Another one of the aspects I wanted to explore was the parasocial tendencies that either journalists or those interested in true crime have with victims and the entitled nature that these individuals interact with those who experience traumatic events. Like they own it to us to tell every juicy detail of their entire experience. I achieved this by incorporating quotations from each of my three sources at appropriate moments, revealing details about the characters’ personal lives and emotions. In all three of these sources, we are granted inside tellings of the way that each of the main characters felt. The quotes I chose to use, just as stand alone phrases, are deeply powerful and emotional bits of writing, and tell a lot about the nature of the three sources even though they are all small parts of a much larger body of work.

My reasoning behind my three choices was that these were each a piece of media that I had personally enjoyed and connected to, despite not having any of the experiences described within these stories. Additionally, I intended to steer clear of using news articles on real life crime cases as I felt that it would be disrespectful to the victims. Hence, two of my sources were fictional, Rapunzel being a well-known story of a girl with long hair being kidnapped and trapped in a tower, and Laura Palmer’s diary as an accompanying text to the fictional television show Twin Peaks.
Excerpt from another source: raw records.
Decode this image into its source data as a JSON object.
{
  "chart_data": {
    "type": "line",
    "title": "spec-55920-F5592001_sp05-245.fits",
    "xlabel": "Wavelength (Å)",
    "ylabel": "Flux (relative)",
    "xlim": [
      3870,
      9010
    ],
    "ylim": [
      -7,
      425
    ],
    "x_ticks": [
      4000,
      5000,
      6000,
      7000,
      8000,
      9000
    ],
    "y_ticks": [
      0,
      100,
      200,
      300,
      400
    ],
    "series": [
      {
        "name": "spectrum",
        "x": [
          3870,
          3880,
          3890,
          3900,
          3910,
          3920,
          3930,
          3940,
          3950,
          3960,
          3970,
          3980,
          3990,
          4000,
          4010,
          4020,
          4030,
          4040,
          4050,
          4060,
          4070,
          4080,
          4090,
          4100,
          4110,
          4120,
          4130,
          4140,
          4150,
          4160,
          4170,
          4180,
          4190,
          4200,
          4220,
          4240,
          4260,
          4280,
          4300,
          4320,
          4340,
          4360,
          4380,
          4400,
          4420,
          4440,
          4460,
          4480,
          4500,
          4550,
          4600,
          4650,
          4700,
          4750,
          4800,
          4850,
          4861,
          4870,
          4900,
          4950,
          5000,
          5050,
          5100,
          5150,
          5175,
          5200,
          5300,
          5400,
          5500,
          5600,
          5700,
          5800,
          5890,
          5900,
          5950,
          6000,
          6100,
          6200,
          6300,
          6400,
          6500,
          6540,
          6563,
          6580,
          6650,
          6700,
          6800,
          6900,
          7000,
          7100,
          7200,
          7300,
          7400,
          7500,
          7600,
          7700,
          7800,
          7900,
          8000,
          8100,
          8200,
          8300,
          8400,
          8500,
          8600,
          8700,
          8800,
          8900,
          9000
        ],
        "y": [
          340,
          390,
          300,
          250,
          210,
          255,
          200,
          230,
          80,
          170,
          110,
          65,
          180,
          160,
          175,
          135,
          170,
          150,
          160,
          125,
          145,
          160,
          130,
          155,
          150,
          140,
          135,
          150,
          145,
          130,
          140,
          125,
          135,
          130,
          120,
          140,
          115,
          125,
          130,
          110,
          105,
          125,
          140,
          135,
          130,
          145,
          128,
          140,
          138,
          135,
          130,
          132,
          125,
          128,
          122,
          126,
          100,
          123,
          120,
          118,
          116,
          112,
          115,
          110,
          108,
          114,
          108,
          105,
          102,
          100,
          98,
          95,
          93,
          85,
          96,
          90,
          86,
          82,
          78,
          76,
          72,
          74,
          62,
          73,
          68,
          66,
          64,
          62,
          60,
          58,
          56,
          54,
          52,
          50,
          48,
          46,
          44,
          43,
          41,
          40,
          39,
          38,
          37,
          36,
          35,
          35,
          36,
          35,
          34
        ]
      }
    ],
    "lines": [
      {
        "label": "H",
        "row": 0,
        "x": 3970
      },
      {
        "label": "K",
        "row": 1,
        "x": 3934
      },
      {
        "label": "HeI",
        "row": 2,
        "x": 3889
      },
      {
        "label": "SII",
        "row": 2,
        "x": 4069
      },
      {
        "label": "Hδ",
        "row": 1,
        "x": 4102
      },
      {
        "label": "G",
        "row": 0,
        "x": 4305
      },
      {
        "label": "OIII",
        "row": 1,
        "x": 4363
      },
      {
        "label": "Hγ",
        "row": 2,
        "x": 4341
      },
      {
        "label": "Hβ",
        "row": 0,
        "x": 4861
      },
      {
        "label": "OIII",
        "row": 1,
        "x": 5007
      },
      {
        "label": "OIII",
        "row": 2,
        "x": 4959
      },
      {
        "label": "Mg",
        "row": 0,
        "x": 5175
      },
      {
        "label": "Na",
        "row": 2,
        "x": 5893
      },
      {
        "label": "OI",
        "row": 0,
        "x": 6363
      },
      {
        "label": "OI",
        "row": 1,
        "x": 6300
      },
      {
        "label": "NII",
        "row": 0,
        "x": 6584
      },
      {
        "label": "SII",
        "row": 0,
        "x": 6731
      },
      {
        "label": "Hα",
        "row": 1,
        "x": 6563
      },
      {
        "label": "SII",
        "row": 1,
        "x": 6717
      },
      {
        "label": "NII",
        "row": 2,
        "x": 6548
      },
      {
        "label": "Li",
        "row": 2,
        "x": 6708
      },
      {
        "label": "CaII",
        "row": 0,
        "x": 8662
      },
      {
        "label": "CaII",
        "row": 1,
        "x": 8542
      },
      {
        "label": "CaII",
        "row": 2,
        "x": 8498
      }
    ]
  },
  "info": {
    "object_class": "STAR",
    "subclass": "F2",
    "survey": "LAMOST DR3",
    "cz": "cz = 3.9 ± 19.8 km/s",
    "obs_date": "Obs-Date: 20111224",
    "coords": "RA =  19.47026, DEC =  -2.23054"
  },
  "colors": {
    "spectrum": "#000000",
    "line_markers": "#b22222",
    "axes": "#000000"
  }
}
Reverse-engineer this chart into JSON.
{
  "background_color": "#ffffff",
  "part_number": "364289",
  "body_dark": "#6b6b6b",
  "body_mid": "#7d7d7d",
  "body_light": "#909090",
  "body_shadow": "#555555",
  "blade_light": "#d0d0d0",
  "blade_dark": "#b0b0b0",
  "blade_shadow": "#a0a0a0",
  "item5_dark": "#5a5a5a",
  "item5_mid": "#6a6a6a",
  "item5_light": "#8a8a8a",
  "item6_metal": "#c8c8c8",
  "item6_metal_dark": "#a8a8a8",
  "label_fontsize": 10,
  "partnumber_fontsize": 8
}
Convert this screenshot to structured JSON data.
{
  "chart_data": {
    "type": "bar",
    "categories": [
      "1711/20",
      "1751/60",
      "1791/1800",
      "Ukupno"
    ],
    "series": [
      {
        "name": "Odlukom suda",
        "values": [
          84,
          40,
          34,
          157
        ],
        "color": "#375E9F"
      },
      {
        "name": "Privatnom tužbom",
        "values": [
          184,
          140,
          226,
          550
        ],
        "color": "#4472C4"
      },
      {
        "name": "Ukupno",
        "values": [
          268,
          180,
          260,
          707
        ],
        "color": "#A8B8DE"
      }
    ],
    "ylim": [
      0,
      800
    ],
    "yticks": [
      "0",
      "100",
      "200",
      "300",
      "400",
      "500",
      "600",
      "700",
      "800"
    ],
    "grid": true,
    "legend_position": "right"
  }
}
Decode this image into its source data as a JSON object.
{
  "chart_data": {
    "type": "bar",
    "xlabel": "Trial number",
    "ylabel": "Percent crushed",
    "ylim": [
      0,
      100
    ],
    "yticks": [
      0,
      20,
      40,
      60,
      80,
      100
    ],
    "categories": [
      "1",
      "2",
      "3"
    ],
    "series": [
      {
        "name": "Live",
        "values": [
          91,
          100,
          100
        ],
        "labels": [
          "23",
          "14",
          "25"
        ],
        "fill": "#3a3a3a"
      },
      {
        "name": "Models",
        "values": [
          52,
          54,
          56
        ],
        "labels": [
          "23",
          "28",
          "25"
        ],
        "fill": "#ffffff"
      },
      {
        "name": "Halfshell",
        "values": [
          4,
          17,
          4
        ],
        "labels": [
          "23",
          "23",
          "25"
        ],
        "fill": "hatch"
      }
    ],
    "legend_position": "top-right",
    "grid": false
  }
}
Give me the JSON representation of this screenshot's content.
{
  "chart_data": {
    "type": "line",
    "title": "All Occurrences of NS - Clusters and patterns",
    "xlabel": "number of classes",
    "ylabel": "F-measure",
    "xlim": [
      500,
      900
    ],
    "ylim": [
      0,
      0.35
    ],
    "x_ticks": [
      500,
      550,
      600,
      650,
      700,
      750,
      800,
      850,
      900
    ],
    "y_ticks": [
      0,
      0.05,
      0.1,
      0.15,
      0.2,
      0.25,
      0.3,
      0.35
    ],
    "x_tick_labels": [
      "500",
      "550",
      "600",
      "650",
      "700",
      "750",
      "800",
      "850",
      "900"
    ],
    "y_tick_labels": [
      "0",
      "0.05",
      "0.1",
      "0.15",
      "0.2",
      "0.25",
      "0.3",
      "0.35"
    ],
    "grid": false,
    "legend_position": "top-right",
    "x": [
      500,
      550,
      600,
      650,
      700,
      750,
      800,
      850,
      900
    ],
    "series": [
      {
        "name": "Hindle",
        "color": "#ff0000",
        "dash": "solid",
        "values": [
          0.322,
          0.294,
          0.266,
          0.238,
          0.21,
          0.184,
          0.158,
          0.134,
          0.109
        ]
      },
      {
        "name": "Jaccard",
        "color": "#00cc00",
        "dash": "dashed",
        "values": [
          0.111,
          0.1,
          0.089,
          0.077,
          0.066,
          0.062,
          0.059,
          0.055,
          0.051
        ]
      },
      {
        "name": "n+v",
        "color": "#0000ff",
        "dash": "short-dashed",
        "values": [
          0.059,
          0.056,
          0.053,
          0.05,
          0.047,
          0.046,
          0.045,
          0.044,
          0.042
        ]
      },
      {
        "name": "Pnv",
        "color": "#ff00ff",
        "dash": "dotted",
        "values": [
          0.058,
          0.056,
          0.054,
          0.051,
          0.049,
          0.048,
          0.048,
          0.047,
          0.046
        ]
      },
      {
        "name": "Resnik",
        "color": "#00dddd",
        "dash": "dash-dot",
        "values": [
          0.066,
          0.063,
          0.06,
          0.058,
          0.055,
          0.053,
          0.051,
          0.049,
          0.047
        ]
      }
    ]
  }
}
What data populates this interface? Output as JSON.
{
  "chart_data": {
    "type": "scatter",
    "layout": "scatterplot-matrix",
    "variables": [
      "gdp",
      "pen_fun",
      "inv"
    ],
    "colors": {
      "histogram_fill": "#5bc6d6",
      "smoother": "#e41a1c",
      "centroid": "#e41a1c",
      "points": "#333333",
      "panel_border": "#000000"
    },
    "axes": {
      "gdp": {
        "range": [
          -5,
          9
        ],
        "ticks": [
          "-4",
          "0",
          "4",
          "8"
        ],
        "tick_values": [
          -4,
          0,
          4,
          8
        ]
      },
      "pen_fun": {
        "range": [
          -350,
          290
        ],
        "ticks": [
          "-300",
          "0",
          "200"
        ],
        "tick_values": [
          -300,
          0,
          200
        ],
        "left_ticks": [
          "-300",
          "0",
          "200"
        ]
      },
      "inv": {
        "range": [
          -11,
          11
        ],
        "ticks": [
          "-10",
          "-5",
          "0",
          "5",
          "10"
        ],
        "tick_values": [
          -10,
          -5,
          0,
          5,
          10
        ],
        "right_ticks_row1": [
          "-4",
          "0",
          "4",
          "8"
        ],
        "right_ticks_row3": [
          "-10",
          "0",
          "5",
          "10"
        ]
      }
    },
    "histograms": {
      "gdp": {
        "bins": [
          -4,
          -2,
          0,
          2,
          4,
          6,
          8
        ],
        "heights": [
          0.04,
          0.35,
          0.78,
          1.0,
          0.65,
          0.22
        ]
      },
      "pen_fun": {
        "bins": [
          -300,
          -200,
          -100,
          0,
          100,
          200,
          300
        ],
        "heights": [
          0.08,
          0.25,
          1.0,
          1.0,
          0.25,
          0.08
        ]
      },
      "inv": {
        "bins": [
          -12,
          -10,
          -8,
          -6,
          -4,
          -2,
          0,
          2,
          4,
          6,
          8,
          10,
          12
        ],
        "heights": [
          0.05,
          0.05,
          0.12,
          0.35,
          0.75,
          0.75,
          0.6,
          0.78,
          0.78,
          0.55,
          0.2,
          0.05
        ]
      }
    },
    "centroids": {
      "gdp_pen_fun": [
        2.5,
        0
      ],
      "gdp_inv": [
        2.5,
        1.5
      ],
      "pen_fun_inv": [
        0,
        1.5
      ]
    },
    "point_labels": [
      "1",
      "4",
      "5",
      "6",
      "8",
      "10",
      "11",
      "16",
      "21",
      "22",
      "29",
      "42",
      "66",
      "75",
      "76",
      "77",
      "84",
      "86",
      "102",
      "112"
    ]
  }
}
I did choose to use aspects of Britney Spears’ memoir, but I determined this usage as acceptable, considering this was her personal telling of her experiences. With those three sources, I chose to create a faux newspaper article detailing the story of Rapunzel, with quotations and testimonies taken from The Woman in Me and The Secret Diary of Laura Palmer to create the illusion that this was a real event.

I believe that my creation is indeed a plagiarism. Yes, the writing that structures and adapts this project into its newspaper article format is my own, but the remainder of its contents are not my original work. The story of the article is a retelling of a fairytale, the quotes are specific testimonies from the minds or experiences of other people, and the artwork I sourced online. While I believe that this is a new interpretation of already existing themes and topics, I would not categorize this body of work as original enough for it to not be a plagiarism.